May 2, 1828 Letter from H. Webster to Brother
Newport Red Oval (Old English Typeface)
(Scroll Down for Explanation of Rate, Cancel
and Text of Letter)
cents was the rate for a single sheet letter weighing
less than one ounce and traveling a distance between 30
and 80 miles, (Newport to Boston).
The rate was set by the Postal Act of April 9, 1816
and became effective on May 1, 1816.
This zone rate remained in effect until July 1,
1845. Newport, RI Oval
Cancels are relatively rare and sought after cancels. This 41
x 34 mm Red Newport Oval
is the "Old English Print"
type and was in use from 1826 to 1830.
Letter with Newport Green Oval "Regular Print" 1821-1829)
The letter itself was written by
H. Webster to his brother Samuel
in Boston, while being held as a material
witness in the murder trial
of Alfred Knight, a fellow sailor on Webster's ship.
Needless to say Mr. Webster is quite unhappy with his accommodations
even though as he states, "They are
paying him at $1.25 per day."
(A pretty decent amount for the times.)
I have reproduced the letter below with H.

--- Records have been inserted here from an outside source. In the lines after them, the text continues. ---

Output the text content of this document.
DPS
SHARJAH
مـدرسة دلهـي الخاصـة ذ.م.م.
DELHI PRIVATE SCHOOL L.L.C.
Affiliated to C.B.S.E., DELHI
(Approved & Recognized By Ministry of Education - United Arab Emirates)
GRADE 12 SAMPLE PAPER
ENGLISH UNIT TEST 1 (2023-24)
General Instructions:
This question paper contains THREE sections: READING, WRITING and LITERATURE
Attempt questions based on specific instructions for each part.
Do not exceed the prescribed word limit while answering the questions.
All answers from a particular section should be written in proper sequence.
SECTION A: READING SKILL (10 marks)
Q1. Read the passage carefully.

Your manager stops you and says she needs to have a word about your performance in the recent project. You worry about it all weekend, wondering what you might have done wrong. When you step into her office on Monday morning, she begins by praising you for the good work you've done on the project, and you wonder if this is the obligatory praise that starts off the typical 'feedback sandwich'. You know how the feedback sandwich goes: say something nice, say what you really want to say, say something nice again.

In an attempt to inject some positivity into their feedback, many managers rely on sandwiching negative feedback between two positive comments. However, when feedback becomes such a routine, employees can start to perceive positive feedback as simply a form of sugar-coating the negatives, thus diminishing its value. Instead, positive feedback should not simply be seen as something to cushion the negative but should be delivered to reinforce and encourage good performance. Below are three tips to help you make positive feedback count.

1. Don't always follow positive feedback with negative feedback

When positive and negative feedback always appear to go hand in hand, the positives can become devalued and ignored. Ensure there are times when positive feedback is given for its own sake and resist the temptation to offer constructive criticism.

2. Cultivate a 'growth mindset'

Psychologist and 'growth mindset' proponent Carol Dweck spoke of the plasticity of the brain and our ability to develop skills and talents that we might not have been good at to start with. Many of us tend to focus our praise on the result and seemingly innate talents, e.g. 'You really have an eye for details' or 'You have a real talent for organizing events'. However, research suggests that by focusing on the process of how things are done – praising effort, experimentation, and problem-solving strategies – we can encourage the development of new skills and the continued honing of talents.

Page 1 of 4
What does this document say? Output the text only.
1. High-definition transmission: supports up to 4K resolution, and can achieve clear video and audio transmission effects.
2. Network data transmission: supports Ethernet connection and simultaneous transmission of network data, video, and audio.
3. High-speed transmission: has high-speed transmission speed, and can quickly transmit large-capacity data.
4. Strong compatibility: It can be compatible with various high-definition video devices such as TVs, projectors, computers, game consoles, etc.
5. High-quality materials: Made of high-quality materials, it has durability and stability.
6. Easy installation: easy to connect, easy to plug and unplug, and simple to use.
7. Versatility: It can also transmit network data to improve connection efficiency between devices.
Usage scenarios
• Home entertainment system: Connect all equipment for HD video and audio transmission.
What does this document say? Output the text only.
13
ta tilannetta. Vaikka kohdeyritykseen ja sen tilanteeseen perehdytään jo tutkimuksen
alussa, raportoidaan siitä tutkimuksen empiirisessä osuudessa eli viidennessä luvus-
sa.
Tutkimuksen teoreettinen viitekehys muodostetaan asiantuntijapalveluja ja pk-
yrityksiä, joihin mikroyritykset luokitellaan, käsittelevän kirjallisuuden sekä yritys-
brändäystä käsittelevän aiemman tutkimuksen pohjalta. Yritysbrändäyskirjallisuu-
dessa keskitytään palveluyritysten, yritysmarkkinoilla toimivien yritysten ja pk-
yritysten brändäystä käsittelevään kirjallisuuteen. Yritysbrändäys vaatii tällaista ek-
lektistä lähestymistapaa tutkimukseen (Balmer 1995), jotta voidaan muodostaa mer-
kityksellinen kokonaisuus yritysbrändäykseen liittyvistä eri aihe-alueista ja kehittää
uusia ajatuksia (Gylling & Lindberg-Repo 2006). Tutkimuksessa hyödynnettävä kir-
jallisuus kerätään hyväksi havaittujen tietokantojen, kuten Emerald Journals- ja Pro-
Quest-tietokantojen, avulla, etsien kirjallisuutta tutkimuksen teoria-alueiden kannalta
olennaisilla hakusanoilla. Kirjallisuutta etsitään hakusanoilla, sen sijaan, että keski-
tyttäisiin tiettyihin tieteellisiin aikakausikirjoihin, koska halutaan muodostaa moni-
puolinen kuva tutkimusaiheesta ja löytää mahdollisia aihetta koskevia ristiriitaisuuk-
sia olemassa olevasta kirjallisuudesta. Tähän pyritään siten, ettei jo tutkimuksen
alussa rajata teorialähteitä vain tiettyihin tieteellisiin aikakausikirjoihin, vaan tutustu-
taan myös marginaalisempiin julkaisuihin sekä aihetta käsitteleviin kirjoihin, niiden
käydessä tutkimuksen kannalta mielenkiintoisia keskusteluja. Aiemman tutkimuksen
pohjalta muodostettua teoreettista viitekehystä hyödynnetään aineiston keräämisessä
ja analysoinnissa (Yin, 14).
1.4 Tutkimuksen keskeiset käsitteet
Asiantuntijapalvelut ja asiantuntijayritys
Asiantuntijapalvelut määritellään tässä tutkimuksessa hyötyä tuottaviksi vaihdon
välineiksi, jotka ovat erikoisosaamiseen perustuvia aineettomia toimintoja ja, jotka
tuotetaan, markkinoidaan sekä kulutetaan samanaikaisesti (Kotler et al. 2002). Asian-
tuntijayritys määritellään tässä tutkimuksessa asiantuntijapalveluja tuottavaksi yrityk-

Webster's actual spelling, punctuation, and grammar - for
instance: doe for do
and whilst, etc.
Newport 2nd May
I am now enclosed within the
walls of a prison, and for what no offense whatever. I was confined here as a
witness in the case of Alfred Knight against the U.S. or I mean the U.S.
against Alfred Knight for murder whilst on board our vessel.
This confinement appears very hard to one who never before was confined within
the walls of a prison, to be sure I receive the recompense allowed by the
Government $1.25 per day, but my liberty is dearer than all that for what is
money compared with my liberty or what good doe I see of my life whilst in
confinement. You should consider all this, and if you have any feeling within
you, you will surely say my case is desperate.
Now just as likely as not my relations expect that I am confined here for some
crime or other, and may attach some blame to me but if they doe they are wrong
for I am not here for any crime committed against the laws of my country but
purely for safekeeping till the latter part of next June. The room in which I
am confined is about 10 by 14 feet square no fireplace, and but poor lodgings.
When I wrote you last I little thought of being confined in this solitary cell
for it really deserves that appellation. It would give me much pleasure to see
you, but I rather think it impractical for you to come to me but feel fully
persuaded you will write me in answer to this and my other letter as soon as
you receive it or them. My reasons for writing or addressing my letters to the
care of Henry Chapman & Co. was that I was pretty sure you was still in
their employ and you would be more likely to get sooner.
I have no more to say at present, write how all the family is, and
me to be your
Very Affectionate Brother
At some time during this
letters lifespan; a recipe for some type of punch was written on
the reverse of the cover as shown at left. The recipe contains 4
types of tea, one pepper, a dozen lemons, 10 pounds of sugar,
cinnamon, and another ingredient that I couldn't make out.